In a follow-up to a report a little more than a month ago, Thailand health officials recently reported the number of dengue cases has topped 10,000 for 2018.
Since the beginning of the year through May 15, a total of 10,446 cases were reported from 77 provinces (morbidity rate was 15.97 / 100,000 population). There were 15 deaths (morbidity rate was 0.02 / 100,000 population).
This is broken down further:
- 6,140 dengue fever cases and no deaths
- 4,165 dengue hemorrhagic fever cases and two deaths
- 141 dengue shock syndrome cases and 13 deaths
Overall, Phuket has seen the highest morbidity, followed by Krabi and Nakornsrithamarat.
Dengue fever is an infectious disease carried by mosquitoes and caused by any of four related dengue viruses.
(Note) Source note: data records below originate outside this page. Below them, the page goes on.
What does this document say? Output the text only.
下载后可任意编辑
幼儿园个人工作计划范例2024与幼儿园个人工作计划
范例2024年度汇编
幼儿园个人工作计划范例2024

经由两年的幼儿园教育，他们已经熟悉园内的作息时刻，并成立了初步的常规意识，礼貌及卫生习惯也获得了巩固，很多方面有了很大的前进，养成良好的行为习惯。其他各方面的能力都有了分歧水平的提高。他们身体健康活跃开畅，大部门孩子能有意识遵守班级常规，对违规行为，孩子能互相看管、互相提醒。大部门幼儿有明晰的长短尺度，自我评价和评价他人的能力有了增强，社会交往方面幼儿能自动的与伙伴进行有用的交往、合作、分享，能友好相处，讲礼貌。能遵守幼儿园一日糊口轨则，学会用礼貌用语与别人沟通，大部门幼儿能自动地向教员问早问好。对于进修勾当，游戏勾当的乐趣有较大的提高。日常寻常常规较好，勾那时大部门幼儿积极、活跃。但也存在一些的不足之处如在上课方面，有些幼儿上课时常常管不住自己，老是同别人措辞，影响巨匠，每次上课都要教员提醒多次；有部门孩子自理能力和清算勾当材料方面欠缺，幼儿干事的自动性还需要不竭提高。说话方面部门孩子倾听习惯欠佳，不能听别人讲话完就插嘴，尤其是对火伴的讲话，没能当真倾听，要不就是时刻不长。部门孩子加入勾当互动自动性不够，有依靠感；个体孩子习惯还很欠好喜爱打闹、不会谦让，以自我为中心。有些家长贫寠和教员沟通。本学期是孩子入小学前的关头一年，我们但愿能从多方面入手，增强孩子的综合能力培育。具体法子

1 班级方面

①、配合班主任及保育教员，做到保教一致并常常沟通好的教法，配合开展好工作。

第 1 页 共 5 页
This disease used to be called “break-bone fever” because it sometimes causes severe joint and muscle pain that feels like bones are breaking.
People get the dengue virus from the bite of an infected Aedes mosquito. It is not contagious from person to person.
There are three types of dengue fever in order of less severe to most: the typical uncomplicated dengue fever, dengue hemorrhagic fever (DHS) and dengue shock syndrome (DSS).
The World Health Organization (WHO) estimates there may be 50–100 million dengue infections worldwide every year. However, research from the University of Oxford and the Wellcome Trust, using cartographic approaches, estimate there to be 390 million dengue infections per year worldwide.